At one time in history inmates were exploited at the expense of local jobs. However, federal regulations now place limits on the partnerships. Inmates are paid the prevailing wage, and every effort is made to be sure no local workers are displaced by prisoner employees.

"That's why we have a mandate to hold this kind of public hearing," Burgess said.

Ward said the program is designed to recapture 50 percent of the inmates' wages to support the jail and the program. Twenty percent of the wages will be kept by the inmates for them to spend or save as they choose. Ten percent will go to state and federal taxes and 10 percent into the Victim's Reparation Trust Fund.

Also, 10 percent will go to support the families of inmates who depend on the income.

"The inmate, by law, has to get 20 percent," Ward said. "Any surplus will be dispersed at the jail's discretion, such as more put toward the reparation trust fund or more into the inmate's savings so he will have transition money when he gets out."

Funds returned to the program will pay for a director, an administrative assistant, and any overhead and transportation costs.
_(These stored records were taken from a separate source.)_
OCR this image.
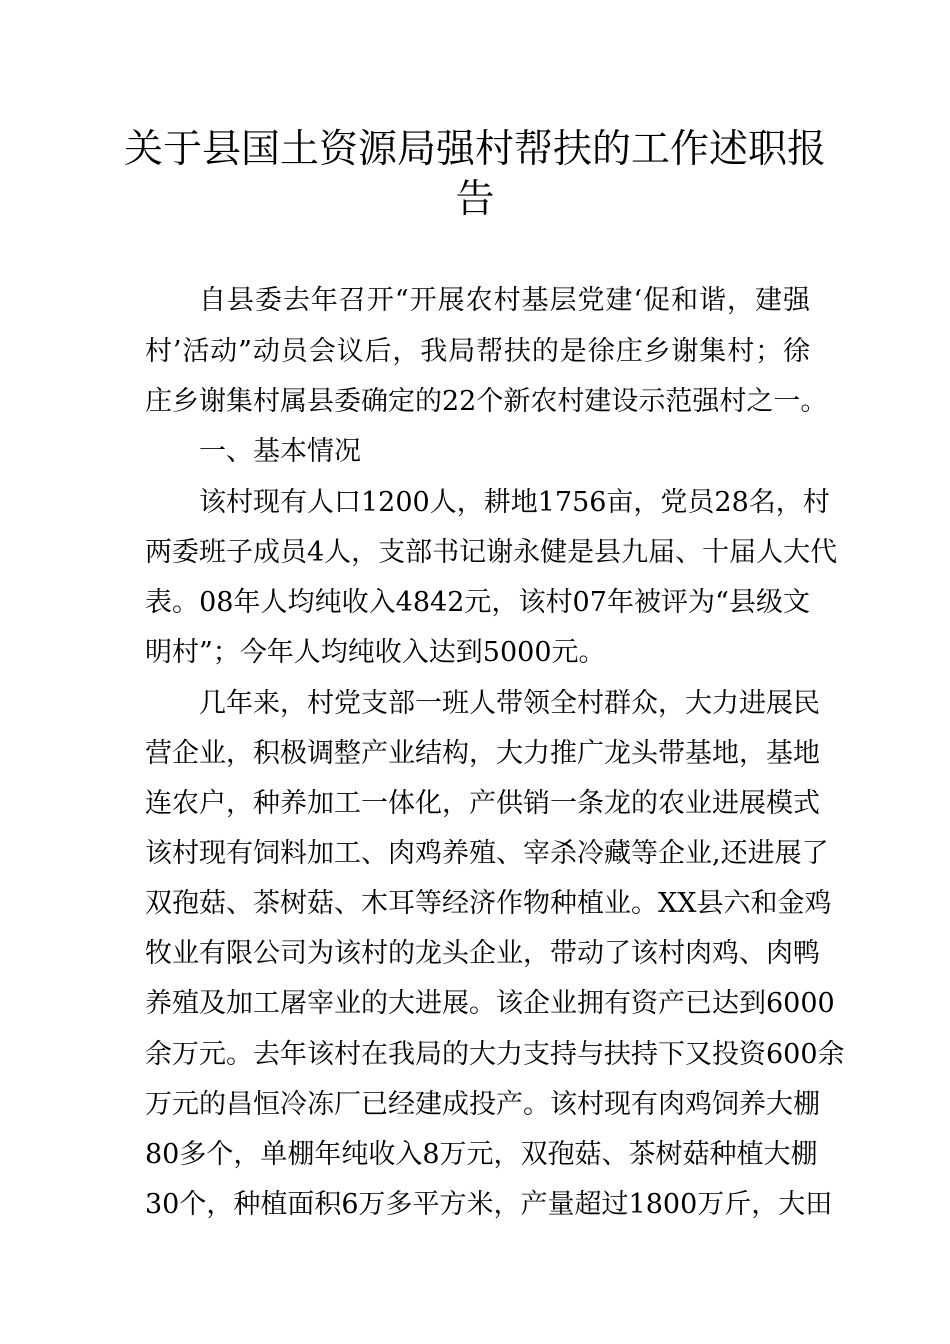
关于县国土资源局强村帮扶的工作述职报
告
自县委去年召开“开展农村基层党建‘促和谐，建强
村’活动”动员会议后，我局帮扶的是徐庄乡谢集村；徐
庄乡谢集村属县委确定的22个新农村建设示范强村之一。
一、基本情况
该村现有人口1200人，耕地1756亩，党员28名，村
两委班子成员4人，支部书记谢永健是县九届、十届人大代
表。08年人均纯收入4842元，该村07年被评为“县级文
明村”；今年人均纯收入达到5000元。
几年来，村党支部一班人带领全村群众，大力进展民
营企业，积极调整产业结构，大力推广龙头带基地，基地
连农户，种养加工一体化，产供销一条龙的农业进展模式
该村现有饲料加工、肉鸡养殖、宰杀冷藏等企业,还进展了
双孢菇、茶树菇、木耳等经济作物种植业。XX县六和金鸡
牧业有限公司为该村的龙头企业，带动了该村肉鸡、肉鸭
养殖及加工屠宰业的大进展。该企业拥有资产已达到6000
余万元。去年该村在我局的大力支持与扶持下又投资600余
万元的昌恒冷冻厂已经建成投产。该村现有肉鸡饲养大棚
80多个，单棚年纯收入8万元，双孢菇、茶树菇种植大棚
30个，种植面积6万多平方米，产量超过1800万斤，大田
Total program expenses are projected to be about $135,000.

With a minimum number of 100 inmates involved, Ward said with-in two years the net profit should be $438,600.

"We're willing to bet on the future," he said. "We think this is a way to save taxpayer's money and give inmates a way to give back to the society they've harmed."

In addition, the prisoners learn how to exist in the business world. The number of inmates who return to jail within a year of their release drops by 65 percent after involvement in such a program, Ward said.

"Utah County will be the first county in the state who's done this," he said. "There are state institutions who do these kinds of things and they're very successful. There's no reason we can't do the same."

Bateman said the program presents some unique challenges simply because jail prisoners are in for an average stay of 14 days as opposed to long-term prison sentences.

He said prisoners selected for the Jail Industries program would be kept separate from the general jail population and searched upon each day's return from work to reduce the risk of passing on contraband. He added that inmates will be supervised by certified security personnel on the job.

"Basically the inmates become more manageable because they want to do this," Ward said. "It has a positive effect on their self-esteem."